The court determined that “a fair reading of Suffolk’s complaint suggests the property could not be restored to use simply by repairing, replacing, adjusting, or removing BloomSouth’s product or work.” Id. (emphasis in original). “The allegations thus [fell] outside the definition of impaired property.” Id.  “A legitimate reading of the complaint is that Suffolk attempted to remediate the alleged injury (odor) by installing carbon air filters and bead-blasting the concrete floor.” Id. at 409.
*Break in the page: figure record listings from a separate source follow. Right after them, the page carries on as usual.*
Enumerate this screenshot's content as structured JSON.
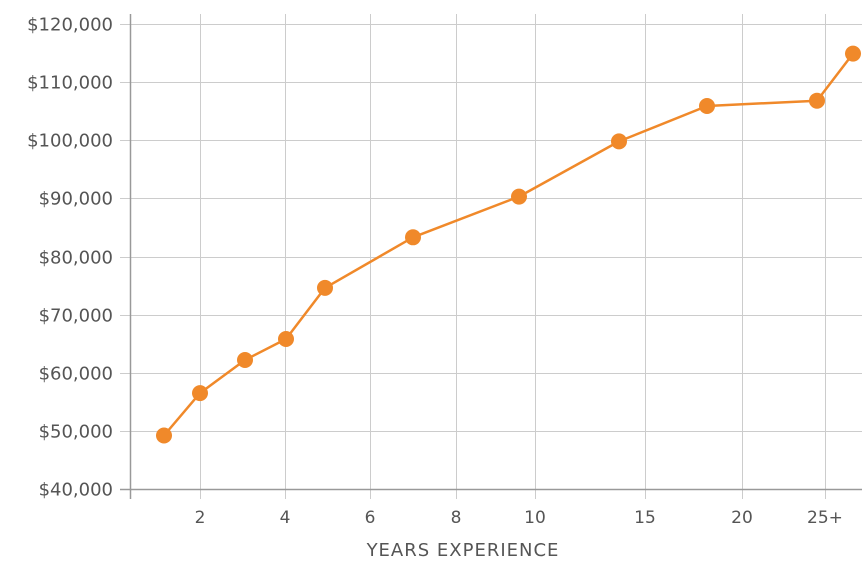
{
  "chart_data": {
    "type": "line",
    "title": "",
    "xlabel": "YEARS EXPERIENCE",
    "ylabel": "",
    "ylim": [
      40000,
      120000
    ],
    "grid": true,
    "y_ticks": [
      {
        "value": 40000,
        "label": "$40,000"
      },
      {
        "value": 50000,
        "label": "$50,000"
      },
      {
        "value": 60000,
        "label": "$60,000"
      },
      {
        "value": 70000,
        "label": "$70,000"
      },
      {
        "value": 80000,
        "label": "$80,000"
      },
      {
        "value": 90000,
        "label": "$90,000"
      },
      {
        "value": 100000,
        "label": "$100,000"
      },
      {
        "value": 110000,
        "label": "$110,000"
      },
      {
        "value": 120000,
        "label": "$120,000"
      }
    ],
    "x_ticks": [
      "2",
      "4",
      "6",
      "8",
      "10",
      "15",
      "20",
      "25+"
    ],
    "series": [
      {
        "color": "#F0892A",
        "points": [
          {
            "x": "1",
            "y": 49200
          },
          {
            "x": "2",
            "y": 56500
          },
          {
            "x": "3",
            "y": 62200
          },
          {
            "x": "4",
            "y": 65800
          },
          {
            "x": "5",
            "y": 74600
          },
          {
            "x": "7",
            "y": 83300
          },
          {
            "x": "9.5",
            "y": 90300
          },
          {
            "x": "14",
            "y": 99800
          },
          {
            "x": "18",
            "y": 105900
          },
          {
            "x": "23",
            "y": 106800
          },
          {
            "x": "26",
            "y": 114900
          }
        ]
      }
    ]
  }
}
Finally, the court held that the “your work” exclusion had no application to the claim. “Where, as here, the complaint alleges damage to ‘real property,’ the exclusion cannot apply because it excludes coverage only for damage to goods or products ‘other than real property.’” Id. at 409. The court remarked that “Suffolk’s complaint alleged damage to ‘real property,’ specifically, BFDS’s concrete floor.” Id. at 410. “As opposed to the carpet itself . . . which BloomSouth concedes is its ‘product’ – the pre-existing building structures, including the concrete subfloor over which the carpet was to be installed, are ‘real property’ and are thus excluded from the definition of ‘product.’” Id. Finally, the court concluded that “we do not believe that an insured reasonably understand [the ‘your work’] exclusion . . . to bar coverage for property damage to third-party property such as the subfloor, that was, at all times, part of the building in which it was working in just the same way as the walls, ceilings, and windows.” Id. at 410.